UT Research

The UT researchers below work on varied aspects of caves ranging from geology and biology of caves.

Jay Banner
F. M. Bullard Professor in the Department of Geological Sciences and Dave P. Carlton Centennial Fellow in Geology
Director, Environmental Science Institute (ESI)
Field of Study: Carbonate and Groundwater Geochemistry, Earth System History
Short Biography: Dr. Banner’s research interests include the application of field, petrologic, chemical and isotopic methods to studying the chemical evolution of groundwater and ancient oceans, and the control of changing climate on these processes. Modern aquifers and ancient limestones and cave deposits provide excellent records of these processes.

Christopher Bell
Associate Dean Jackson School of Geosciences and John A. Wilson Fellow in Vertebrate Paleontology
Field of Study: Vertebrate Paleontology
Short Biography: Dr. Bell’s research centers on understanding the complex dynamics of vertebrate faunal communities during the Quaternary Period. Chris is interested in investigating patterns of vertebrate evolution, biodiversity and biogeography throughout the Quaternary, and the responses of different vertebrate groups to the various changes in climate that took place during the last two million years. Two major current research areas are: 1) the study of early and middle Pleistocene (Irvingtonian) North American arvicoline rodent biochronology, and 2) the study of anatomy and systematics of extant and fossil turtles and squamate reptiles (lizards, snakes, and amphisbaenians).

Daniel Breecker
Associate Professor Department of Geological Sciences
Short Biography:
Breecker is interested in pursuing a process-based understanding of the critical zone with a focus on the formation of calcium carbonates in soils and caves and the stabilization of organic carbon in soils. Goals include improving and developing paleoclimate proxies and better understanding changes in climate and the carbon cycle across a range of timescales.

Dean Hendrickson
Curator of Ichthyology, Department of Integrative Biology
Short Biography: Phylogeny, evolution, ecology and conservation of freshwater fishes and aquatic habitats, focusing on western North America (U.S.A. and Mexico).
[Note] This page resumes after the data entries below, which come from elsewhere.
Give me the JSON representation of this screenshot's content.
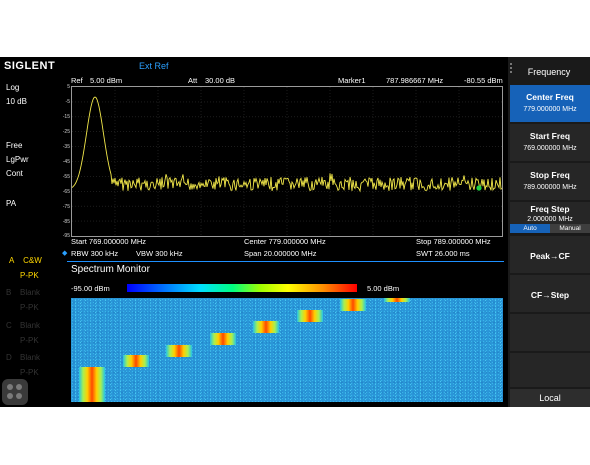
{
  "topbar": {
    "brand": "SIGLENT",
    "ref_source": "Ext Ref"
  },
  "left_panel": {
    "scale_mode": "Log",
    "scale_div": "10 dB",
    "sweep_mode": "Free",
    "detector": "LgPwr",
    "trigger": "Cont",
    "preamp": "PA",
    "trace_letter": "A",
    "trace_mode": "C&W",
    "trace_detector": "P-PK",
    "inactive_traces": [
      "B",
      "Blank",
      "P-PK",
      "C",
      "Blank",
      "P-PK",
      "D",
      "Blank",
      "P-PK"
    ]
  },
  "header": {
    "ref_label": "Ref",
    "ref_value": "5.00 dBm",
    "att_label": "Att",
    "att_value": "30.00 dB",
    "marker_label": "Marker1",
    "marker_freq": "787.986667 MHz",
    "marker_level": "-80.55 dBm"
  },
  "graph": {
    "y_ticks": [
      "5",
      "-5",
      "-15",
      "-25",
      "-35",
      "-45",
      "-55",
      "-65",
      "-75",
      "-85",
      "-95"
    ],
    "trace_color": "#f2e84a",
    "marker_color": "#1fd145"
  },
  "info": {
    "start": "Start  769.000000 MHz",
    "center": "Center  779.000000 MHz",
    "stop": "Stop  789.000000 MHz",
    "rbw": "RBW 300 kHz",
    "vbw": "VBW  300 kHz",
    "span": "Span    20.000000 MHz",
    "swt": "SWT  26.000 ms"
  },
  "spectrum_monitor": {
    "title": "Spectrum Monitor",
    "scale_min": "-95.00 dBm",
    "scale_max": "5.00 dBm"
  },
  "menu": {
    "title": "Frequency",
    "center_freq": {
      "label": "Center Freq",
      "value": "779.000000 MHz"
    },
    "start_freq": {
      "label": "Start Freq",
      "value": "769.000000 MHz"
    },
    "stop_freq": {
      "label": "Stop Freq",
      "value": "789.000000 MHz"
    },
    "freq_step": {
      "label": "Freq Step",
      "value": "2.000000 MHz",
      "options": [
        "Auto",
        "Manual"
      ],
      "selected": "Auto"
    },
    "peak_cf": "Peak→CF",
    "cf_step": "CF→Step",
    "local": "Local"
  },
  "colors": {
    "accent": "#1662b8",
    "brand_blue": "#2aa0ff",
    "trace_yellow": "#ffd800"
  }
}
Studies of karst biota provide indicators of aquifer interconnections, with an eye toward applications of such data in environmental impact assessments throughout the large karst regions of Texas and northeastern Mexico.

Melissa Kemp
Assistant Professor Department of Integrative Biology and Department of Geological Sciences
Field of Study: Conservation paleobiology, evolutionary ecology, island biogeography

Ernest Lundelius, Jr.
Professor Emeritus and John A. Wilson Professorship in Vertebrate Paleontology
Short Biography: Dr. Ernest Lundelius is well known for his paleontological work in central Texas and Australia. He made major contributions as the Director of the Vertebrate Paleontology Laboratory as he began an initiative to catalog the fossil collections in a computer database. Dr. Lundelius remains an active researcher and continues to work with students and to do field work.

MaryLynn Musgrove
United States Geological Survey Research Physical Scientist and ESI Research Fellow
Short Biography: She received a Ph.D. from the University of Texas at Austin in 2003. From 2001 thru 2003 she was a postdoctoral fellow at Harvard University in both the Department of Earth and Planetary Sciences and the Kennedy School of Government. Her research interests include geochemical and isotopic applications to hydrogeology and paleoclimatology, groundwater and aquifer response to climate change, water resource issues, terrestrial paleoclimate, and the interface between environmental science and science policy.

George Pollak
Professor of Neurobiology
Short Biography: George Pollak received his Ph.D. in Physiology from the University of Maryland Medical School in1970. After completing his postdoctoral work in the Department of Biology at Yale University, he joined the faculty at the University of Texas in 1973. Dr. Pollak has had extensive collaborations with scientists both in the U.S. and in Europe. He was a Visiting Scholar at the University of Frankfurt, the University of Munich, the Neuroscience Institute of Salamanca University in Spain, and at the Virginia Merrill Bloedel Hearing Research Center at the University of Washington Medical School. His research has earned numerous awards, including a Research Career Development Award from the National Institutes of Health, a prestigious Alexander Von Humboldt Award, and a Claude Pepper Award from National Institute of Deafness and Other Communicative Disorders in recognition of his contributions to auditory neuroscience. Dr. Pollak also received a President’s Associates Teaching Excellence Award from the University of Texas at Austin. He currently serves on the Executive Committee of the Institute for Neuroscience at the University of Texas and is Professor of Neurobiology there.